The United Nations will be asked to recognize a Palestinian state with full membership of the world body, a Palestinian official said on Sunday.
The decision to go forward with the plan had been made by the Palestinian leadership and it is the "choice of president Mahmoud Abbas," resigned chief Palestinian negotiator Saeb Erakat told AFP.
However, Erakat said no date had been set for the move, which would request the world body recognize a Palestinian state within the 1967 borders and with East Jerusalem as its capital, saying only that it would happen "as soon as possible."
The decision to pursue the move comes a month after the United States vetoed a Security Council resolution that would have condemned continued Israeli settlement building on occupied Palestinian lands.
The resolution, drafted by the Palestinian leadership in an attempt to pressure Israel to halt settlement construction in the West Bank and East Jerusalem, was supported by the 14 other members of the Security Council.
The United States said its veto should not be interpreted as support for Israeli settlement construction, but that it did not believe the United Nations was the best place to resolve the decades-old Israeli-Palestinian conflict.

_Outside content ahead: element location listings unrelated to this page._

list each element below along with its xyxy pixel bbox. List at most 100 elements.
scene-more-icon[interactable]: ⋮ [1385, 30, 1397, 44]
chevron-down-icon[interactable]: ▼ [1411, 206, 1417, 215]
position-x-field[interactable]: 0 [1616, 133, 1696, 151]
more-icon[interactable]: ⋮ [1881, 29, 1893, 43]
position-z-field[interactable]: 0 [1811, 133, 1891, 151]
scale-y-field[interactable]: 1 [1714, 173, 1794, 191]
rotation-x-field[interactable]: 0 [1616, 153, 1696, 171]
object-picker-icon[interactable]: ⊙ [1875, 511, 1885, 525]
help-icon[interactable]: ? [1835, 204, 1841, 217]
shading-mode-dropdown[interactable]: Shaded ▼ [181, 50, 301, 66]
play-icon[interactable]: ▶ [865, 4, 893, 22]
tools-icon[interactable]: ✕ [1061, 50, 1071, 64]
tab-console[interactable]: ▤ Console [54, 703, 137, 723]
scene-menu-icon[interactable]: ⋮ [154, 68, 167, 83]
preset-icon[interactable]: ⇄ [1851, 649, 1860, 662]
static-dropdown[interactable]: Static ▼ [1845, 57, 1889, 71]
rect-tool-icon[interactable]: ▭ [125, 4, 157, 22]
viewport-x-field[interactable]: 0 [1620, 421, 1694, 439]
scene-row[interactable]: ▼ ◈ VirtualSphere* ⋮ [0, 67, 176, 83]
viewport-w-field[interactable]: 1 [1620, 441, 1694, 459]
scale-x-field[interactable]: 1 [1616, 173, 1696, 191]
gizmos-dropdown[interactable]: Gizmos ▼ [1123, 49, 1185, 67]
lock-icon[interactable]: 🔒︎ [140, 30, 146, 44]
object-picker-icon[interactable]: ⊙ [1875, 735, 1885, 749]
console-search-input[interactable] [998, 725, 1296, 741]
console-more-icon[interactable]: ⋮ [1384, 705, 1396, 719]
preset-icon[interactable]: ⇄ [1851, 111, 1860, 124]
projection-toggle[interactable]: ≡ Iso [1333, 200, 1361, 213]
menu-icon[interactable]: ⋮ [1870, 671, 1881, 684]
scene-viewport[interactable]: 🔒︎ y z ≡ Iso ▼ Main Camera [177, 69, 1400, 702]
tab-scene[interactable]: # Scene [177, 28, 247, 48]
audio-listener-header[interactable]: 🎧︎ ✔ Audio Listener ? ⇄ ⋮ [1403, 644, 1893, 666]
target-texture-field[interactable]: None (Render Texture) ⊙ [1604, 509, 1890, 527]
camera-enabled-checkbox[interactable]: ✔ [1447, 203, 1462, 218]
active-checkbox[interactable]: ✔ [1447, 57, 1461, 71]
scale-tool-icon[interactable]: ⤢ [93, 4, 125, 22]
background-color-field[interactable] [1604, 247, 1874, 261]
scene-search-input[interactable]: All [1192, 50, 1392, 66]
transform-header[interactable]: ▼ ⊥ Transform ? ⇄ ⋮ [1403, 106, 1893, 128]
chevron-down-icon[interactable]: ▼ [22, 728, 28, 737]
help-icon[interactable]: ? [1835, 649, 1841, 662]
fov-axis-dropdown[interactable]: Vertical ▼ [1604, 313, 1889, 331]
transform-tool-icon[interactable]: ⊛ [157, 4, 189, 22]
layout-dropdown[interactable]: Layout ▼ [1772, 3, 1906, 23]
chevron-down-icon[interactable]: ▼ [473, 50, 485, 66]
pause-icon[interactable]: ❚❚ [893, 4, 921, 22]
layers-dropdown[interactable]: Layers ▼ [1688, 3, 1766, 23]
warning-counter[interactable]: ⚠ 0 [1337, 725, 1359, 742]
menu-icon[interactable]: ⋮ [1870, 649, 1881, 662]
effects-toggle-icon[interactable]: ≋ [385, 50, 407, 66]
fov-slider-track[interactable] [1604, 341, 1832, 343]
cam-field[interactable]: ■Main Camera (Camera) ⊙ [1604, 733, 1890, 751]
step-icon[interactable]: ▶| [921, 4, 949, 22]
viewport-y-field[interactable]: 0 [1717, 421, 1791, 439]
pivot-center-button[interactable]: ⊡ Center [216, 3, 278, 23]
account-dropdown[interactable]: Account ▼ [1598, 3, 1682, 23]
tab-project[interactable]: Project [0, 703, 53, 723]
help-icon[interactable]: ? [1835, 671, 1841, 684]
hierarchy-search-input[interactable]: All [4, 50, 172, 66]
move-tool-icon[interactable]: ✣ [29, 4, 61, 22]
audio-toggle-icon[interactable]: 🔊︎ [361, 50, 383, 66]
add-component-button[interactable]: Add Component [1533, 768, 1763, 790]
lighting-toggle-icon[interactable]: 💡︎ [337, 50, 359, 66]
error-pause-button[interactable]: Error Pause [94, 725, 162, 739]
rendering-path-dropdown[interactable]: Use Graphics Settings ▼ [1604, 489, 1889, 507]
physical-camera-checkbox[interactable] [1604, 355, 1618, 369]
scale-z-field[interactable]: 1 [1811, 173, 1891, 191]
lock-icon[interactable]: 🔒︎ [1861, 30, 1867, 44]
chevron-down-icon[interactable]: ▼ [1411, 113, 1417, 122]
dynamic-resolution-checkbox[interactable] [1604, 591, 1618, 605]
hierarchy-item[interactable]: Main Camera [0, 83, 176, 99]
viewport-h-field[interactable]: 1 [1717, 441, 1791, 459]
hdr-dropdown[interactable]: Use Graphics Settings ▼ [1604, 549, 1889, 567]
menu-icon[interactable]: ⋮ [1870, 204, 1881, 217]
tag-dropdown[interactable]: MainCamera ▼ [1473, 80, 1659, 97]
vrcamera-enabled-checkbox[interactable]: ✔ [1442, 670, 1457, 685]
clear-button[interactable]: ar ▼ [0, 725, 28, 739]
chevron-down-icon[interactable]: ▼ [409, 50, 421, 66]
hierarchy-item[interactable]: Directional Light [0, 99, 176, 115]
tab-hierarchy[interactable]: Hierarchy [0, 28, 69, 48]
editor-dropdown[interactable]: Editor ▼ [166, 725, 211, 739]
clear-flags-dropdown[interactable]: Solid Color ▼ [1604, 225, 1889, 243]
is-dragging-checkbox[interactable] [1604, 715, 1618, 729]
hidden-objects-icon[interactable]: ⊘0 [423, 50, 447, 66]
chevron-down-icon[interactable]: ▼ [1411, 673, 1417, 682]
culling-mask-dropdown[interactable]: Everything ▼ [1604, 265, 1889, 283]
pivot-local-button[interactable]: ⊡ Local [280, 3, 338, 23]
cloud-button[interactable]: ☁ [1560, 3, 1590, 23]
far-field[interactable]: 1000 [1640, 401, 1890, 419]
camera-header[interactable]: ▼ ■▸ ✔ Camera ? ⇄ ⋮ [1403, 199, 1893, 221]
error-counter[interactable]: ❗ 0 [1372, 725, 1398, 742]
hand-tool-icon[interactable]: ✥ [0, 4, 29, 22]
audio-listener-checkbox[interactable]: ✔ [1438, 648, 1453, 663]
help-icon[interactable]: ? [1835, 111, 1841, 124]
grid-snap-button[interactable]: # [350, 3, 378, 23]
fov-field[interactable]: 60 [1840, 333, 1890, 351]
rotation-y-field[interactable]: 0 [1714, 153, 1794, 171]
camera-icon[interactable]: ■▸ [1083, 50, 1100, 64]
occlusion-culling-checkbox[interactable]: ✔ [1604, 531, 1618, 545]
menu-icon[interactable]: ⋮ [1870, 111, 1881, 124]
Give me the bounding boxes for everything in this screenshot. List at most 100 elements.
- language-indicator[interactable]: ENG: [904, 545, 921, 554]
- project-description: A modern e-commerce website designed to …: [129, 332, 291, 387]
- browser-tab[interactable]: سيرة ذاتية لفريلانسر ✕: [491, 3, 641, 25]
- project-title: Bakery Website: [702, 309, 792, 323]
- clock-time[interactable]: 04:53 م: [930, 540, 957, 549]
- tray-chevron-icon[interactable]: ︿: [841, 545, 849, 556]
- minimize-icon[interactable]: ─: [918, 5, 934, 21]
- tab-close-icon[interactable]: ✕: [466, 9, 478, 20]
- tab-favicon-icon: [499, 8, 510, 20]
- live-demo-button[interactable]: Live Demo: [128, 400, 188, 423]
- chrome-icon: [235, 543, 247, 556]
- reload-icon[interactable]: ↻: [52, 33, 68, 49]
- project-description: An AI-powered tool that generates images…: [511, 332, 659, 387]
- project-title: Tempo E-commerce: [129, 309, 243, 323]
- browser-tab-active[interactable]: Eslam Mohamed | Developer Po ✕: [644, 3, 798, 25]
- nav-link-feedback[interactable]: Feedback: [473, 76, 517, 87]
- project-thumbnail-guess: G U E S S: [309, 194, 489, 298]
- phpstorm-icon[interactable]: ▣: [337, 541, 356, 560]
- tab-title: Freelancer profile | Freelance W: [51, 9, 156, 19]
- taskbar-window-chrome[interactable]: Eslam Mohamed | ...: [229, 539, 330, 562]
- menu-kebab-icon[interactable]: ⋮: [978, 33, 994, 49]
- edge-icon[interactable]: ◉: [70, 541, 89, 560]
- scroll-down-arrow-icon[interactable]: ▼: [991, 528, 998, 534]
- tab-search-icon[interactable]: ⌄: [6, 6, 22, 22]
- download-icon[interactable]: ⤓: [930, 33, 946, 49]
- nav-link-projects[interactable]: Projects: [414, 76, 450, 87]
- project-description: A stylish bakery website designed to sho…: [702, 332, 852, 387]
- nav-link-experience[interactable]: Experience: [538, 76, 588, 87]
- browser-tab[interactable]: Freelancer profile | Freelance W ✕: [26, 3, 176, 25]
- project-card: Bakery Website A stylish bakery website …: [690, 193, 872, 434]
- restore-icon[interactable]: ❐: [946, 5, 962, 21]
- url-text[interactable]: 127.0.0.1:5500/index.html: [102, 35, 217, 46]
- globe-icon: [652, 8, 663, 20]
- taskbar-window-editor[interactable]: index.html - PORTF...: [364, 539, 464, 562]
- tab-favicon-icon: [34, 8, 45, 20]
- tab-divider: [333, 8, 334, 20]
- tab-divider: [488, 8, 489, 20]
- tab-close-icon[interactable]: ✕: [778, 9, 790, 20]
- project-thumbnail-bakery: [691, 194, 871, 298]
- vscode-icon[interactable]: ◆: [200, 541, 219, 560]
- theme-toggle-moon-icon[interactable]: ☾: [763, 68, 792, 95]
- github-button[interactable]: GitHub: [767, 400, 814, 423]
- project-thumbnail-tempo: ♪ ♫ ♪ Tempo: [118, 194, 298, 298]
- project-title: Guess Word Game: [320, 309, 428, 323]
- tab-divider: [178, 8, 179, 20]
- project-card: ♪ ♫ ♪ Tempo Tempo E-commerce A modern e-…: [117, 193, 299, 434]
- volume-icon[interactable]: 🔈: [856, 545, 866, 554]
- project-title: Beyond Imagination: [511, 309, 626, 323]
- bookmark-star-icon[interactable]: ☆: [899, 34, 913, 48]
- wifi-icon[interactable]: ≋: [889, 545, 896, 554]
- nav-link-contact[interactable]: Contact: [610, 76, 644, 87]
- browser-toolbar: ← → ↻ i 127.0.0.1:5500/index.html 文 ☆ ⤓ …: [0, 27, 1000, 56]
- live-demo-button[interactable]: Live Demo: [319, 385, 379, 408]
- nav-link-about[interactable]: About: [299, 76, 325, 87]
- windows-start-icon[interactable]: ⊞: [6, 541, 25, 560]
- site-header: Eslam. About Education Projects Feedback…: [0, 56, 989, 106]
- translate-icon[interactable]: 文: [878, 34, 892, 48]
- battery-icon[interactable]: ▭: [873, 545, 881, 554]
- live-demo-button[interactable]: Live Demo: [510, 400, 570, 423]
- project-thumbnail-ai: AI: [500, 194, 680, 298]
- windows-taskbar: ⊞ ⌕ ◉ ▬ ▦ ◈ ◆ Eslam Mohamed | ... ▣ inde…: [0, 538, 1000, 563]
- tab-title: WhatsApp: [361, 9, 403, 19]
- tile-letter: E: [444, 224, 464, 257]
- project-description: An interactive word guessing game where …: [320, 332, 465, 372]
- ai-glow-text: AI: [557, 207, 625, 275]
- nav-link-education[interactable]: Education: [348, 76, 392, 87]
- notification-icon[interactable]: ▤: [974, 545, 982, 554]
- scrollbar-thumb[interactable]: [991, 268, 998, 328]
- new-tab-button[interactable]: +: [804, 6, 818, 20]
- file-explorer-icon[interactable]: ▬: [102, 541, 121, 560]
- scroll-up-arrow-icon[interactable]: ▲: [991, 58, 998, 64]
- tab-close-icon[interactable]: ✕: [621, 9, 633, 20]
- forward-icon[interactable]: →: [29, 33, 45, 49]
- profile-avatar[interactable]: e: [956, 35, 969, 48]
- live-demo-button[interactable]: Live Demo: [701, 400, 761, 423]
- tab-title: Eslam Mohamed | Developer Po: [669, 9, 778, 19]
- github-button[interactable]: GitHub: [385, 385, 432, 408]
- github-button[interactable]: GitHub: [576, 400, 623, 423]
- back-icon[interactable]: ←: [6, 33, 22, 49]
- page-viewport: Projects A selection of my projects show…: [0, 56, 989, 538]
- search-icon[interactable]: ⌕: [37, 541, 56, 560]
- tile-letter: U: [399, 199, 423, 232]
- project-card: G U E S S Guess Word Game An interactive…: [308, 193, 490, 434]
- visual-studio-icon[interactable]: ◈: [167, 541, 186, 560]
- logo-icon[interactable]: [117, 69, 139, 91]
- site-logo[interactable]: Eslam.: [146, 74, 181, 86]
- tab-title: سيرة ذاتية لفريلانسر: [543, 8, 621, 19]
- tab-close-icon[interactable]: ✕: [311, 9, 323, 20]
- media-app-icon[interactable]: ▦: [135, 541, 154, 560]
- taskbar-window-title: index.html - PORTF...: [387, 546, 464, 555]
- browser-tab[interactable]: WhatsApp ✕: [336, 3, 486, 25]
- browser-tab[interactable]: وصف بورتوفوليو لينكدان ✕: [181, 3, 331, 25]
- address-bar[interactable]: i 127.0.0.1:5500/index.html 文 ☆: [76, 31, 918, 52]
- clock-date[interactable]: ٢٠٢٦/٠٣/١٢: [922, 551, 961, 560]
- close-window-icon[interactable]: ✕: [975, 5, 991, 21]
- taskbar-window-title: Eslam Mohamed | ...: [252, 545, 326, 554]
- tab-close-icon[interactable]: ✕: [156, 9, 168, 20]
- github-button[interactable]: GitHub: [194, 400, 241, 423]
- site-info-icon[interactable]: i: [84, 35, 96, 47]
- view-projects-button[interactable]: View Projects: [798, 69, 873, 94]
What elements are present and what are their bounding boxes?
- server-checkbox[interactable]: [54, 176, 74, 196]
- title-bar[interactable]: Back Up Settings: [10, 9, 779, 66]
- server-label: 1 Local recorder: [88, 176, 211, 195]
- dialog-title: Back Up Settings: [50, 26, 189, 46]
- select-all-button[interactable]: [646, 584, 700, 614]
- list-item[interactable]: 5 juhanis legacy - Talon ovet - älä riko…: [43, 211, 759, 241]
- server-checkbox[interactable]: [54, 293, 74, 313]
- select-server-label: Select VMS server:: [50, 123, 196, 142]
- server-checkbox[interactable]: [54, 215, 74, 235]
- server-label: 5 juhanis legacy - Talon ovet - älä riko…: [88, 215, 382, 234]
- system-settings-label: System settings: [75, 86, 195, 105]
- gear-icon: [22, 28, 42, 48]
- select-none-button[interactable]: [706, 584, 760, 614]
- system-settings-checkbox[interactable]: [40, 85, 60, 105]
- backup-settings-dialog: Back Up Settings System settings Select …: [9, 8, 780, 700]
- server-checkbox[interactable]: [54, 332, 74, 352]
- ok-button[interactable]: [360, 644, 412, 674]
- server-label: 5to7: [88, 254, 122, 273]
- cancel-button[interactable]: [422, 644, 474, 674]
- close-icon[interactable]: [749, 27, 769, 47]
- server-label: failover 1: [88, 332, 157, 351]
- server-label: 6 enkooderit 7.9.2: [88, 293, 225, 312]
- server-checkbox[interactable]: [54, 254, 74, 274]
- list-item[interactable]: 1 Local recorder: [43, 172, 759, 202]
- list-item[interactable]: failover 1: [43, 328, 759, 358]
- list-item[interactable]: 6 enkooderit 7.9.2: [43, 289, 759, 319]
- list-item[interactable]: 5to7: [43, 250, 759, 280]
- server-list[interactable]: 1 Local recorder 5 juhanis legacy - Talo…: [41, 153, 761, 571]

US-lead mediation efforts have been stalled since September.
Despite the last frustration, Erakat - who tendered his resignation to Abbas in early February over controversy from leaked negotiations documents - said he was confident this time the move would succeed.
"The choice of Palestine applying for to the Security Council for a full membership is a realistic one that we must work on applying as soon as possible," he said.
Erakat said the Palestinians had no choice but to seek an alternative as negotiations with Israel were not going anywhere.
"We are convinced that negotiation with [Israeli Prime Minister Benjamin] Netanyahu's government is impossible because it refuses to stop settlement activities," he said.
"So the Palestinian leadership decided to start implementing alternatives to negotiations and the first of these is demanding recognition," he said.
The United States secured the relaunch of direct talks between Israel and the Palestinians in September 2009, after a hiatus of nearly two years.
But the negotiations ground to a halt just weeks later, with the expiry of an Israeli moratorium on settlement building in the West Bank.
The Palestinians insist they will not negotiate while Israel builds on land they want for a future state.